À la Guerre, les hommes ne sont rien; c’est un seul homme qui est tout.
—NAPOLEON I

O
N
reporting to Chantilly on the morning of February 25th, Pétain and Serrigny found that ‘the panic was at its peak’. The fall of Verdun was expected momentarily, ‘and everybody was saying that General Herr should be shot’. Somehow it leaked out that Pétain had come from Paris, not Noailles, and the word was quickly passed round by those veterans of intrigue that he had first been to see the Minister of War, Galliéni, the implacable foe of G.Q.G. Doubtless the rumour helped augment the alarm in the air. Only Joffre himself, true to form, seemed unaffected by it all. Greeting him with the words ‘
Eh bien!
Pétain, you know that things really aren’t bad at all,’ he gave a laconic resumé of the situation, then sent the new Commander on his way, remarking cryptically, ‘Now you are easy in your mind.’

The party set forth on the road for Verdun. At Châlons-sur-Marne, Pétain stopped to lunch with General Gouraud, the one-armed hero.
1
By now Pétain appeared to have sunk into a kind of gloom (and no doubt fatigue), as betrayed by a nervous tic of the right eyelid. Always the perfect aide, Serrigny tried to distract him with Rabelaisian reminiscences from army life of twenty years ago. In the course of the conversation, it was revealed that Nini, the garrison belle of Amiens, with whom Gouraud had been passionately enamoured as a Captain, had in fact bestowed her favours on all three officers in the course of time. Gouraud’s manifest disconcertion delighted Pétain, and — according to Serrigny — he ‘left Châlons in complete serenity’. But his earlier mood soon returned. Deep snow-drifts and sheet ice slowed down the party’s progress, and beyond Bar-le-Duc it was reduced to an average of two miles an hour, on running into the chaotic rear of the Verdun army. All the un-
mistakable signs of defeat greeted Pétain’s eyes in his first glimpse of the men he was to command. Every few yards the narrow road was blocked with an indescribable mêlée. Convoys of reinforcements intermingled with men from the depots of Verdun, civilian refugees and shattered regiments all streaming back to the rear. Disorder was accentuated by the terrible conditions. Horses drawing guns slithered helplessly on the icy road, ambulances full of wounded skidded into ditches. The spectacle, especially of the broken infantrymen, strongly affected Pétain. A lieutenant filing past with seventy-five mud-stained survivors of the decimated 2nd Zouaves noted that the new general was unable to hold back his tears; it was a detail he remembered all his life.

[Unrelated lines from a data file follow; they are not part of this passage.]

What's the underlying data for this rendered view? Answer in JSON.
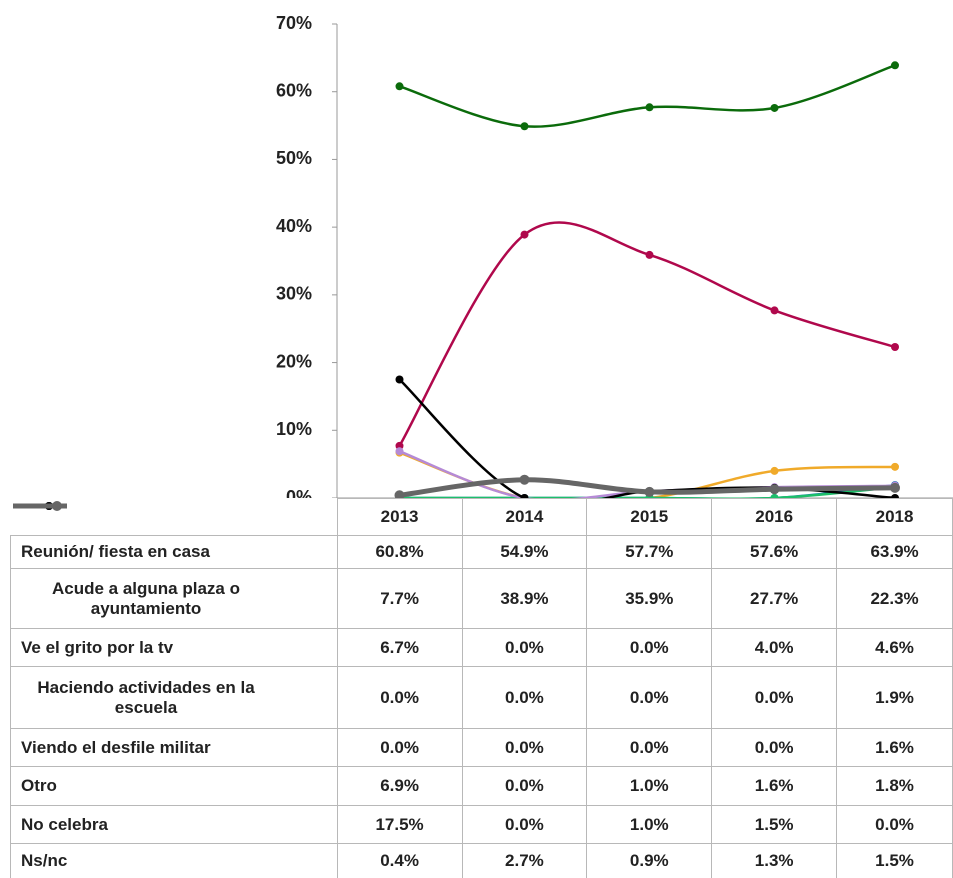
{
  "chart_data": {
    "type": "line",
    "categories": [
      "2013",
      "2014",
      "2015",
      "2016",
      "2018"
    ],
    "ylim": [
      0,
      70
    ],
    "yticks": [
      {
        "value": 0,
        "label": "0%"
      },
      {
        "value": 10,
        "label": "10%"
      },
      {
        "value": 20,
        "label": "20%"
      },
      {
        "value": 30,
        "label": "30%"
      },
      {
        "value": 40,
        "label": "40%"
      },
      {
        "value": 50,
        "label": "50%"
      },
      {
        "value": 60,
        "label": "60%"
      },
      {
        "value": 70,
        "label": "70%"
      }
    ],
    "series": [
      {
        "name": "Reunión/ fiesta en casa",
        "color": "#0b6b0b",
        "values": [
          60.8,
          54.9,
          57.7,
          57.6,
          63.9
        ],
        "value_labels": [
          "60.8%",
          "54.9%",
          "57.7%",
          "57.6%",
          "63.9%"
        ]
      },
      {
        "name": "Acude a alguna plaza o ayuntamiento",
        "color": "#b0084c",
        "values": [
          7.7,
          38.9,
          35.9,
          27.7,
          22.3
        ],
        "value_labels": [
          "7.7%",
          "38.9%",
          "35.9%",
          "27.7%",
          "22.3%"
        ]
      },
      {
        "name": "Ve el grito por la tv",
        "color": "#f0aa2a",
        "values": [
          6.7,
          0,
          0,
          4,
          4.6
        ],
        "value_labels": [
          "6.7%",
          "0.0%",
          "0.0%",
          "4.0%",
          "4.6%"
        ]
      },
      {
        "name": "Haciendo actividades en la escuela",
        "color": "#1f73b5",
        "values": [
          0,
          0,
          0,
          0,
          1.9
        ],
        "value_labels": [
          "0.0%",
          "0.0%",
          "0.0%",
          "0.0%",
          "1.9%"
        ]
      },
      {
        "name": "Viendo el desfile militar",
        "color": "#1dbf6a",
        "values": [
          0,
          0,
          0,
          0,
          1.6
        ],
        "value_labels": [
          "0.0%",
          "0.0%",
          "0.0%",
          "0.0%",
          "1.6%"
        ]
      },
      {
        "name": "Otro",
        "color": "#b58ad6",
        "values": [
          6.9,
          0,
          1,
          1.6,
          1.8
        ],
        "value_labels": [
          "6.9%",
          "0.0%",
          "1.0%",
          "1.6%",
          "1.8%"
        ]
      },
      {
        "name": "No celebra",
        "color": "#000000",
        "values": [
          17.5,
          0,
          1,
          1.5,
          0
        ],
        "value_labels": [
          "17.5%",
          "0.0%",
          "1.0%",
          "1.5%",
          "0.0%"
        ]
      },
      {
        "name": "Ns/nc",
        "color": "#666666",
        "values": [
          0.4,
          2.7,
          0.9,
          1.3,
          1.5
        ],
        "value_labels": [
          "0.4%",
          "2.7%",
          "0.9%",
          "1.3%",
          "1.5%"
        ]
      }
    ]
  }
}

Reaching Herr’s headquarters at Dugny, Serrigny recalls he ‘had the impression very clearly that we had entered a lunatic asylum…. Everybody was talking and gesticulating at the same time.’ Herr, on the verge of breakdown, made little sense. His Chief of Staff (Ops) did not even seem to know what were the boundaries of the various corps under command; there was no map of troop positions, and no one could state just what orders had been issued. All they could tell Pétain with certainty at Dugny was the dreadful news that Douaumont had fallen. Quickly taking stock of the atmosphere, Pétain remarked icily to Serrigny: ‘In these circumstances we shall install ourselves at Souilly, where I hope we may find a little more calm.’ Retracing his footsteps to the little village of Souilly that lay astride the main Bar-le-Duc/Verdun road, Pétain was met by de Castelnau, to whom he relayed the dire tidings about Douaumont. Tearing out a sheet from his notebook, de Castelnau scribbled down his historic order that Verdun must be defended at all costs on the Right Bank, and handed it to Pétain. The command of all forces at Verdun was to be taken over at midnight. It was already 11 p.m. and at first Pétain demurred on the grounds that he was not yet
au fait
with the situation. But de Castelnau was adamant, having already promulgated (unknown to Pétain) this second order.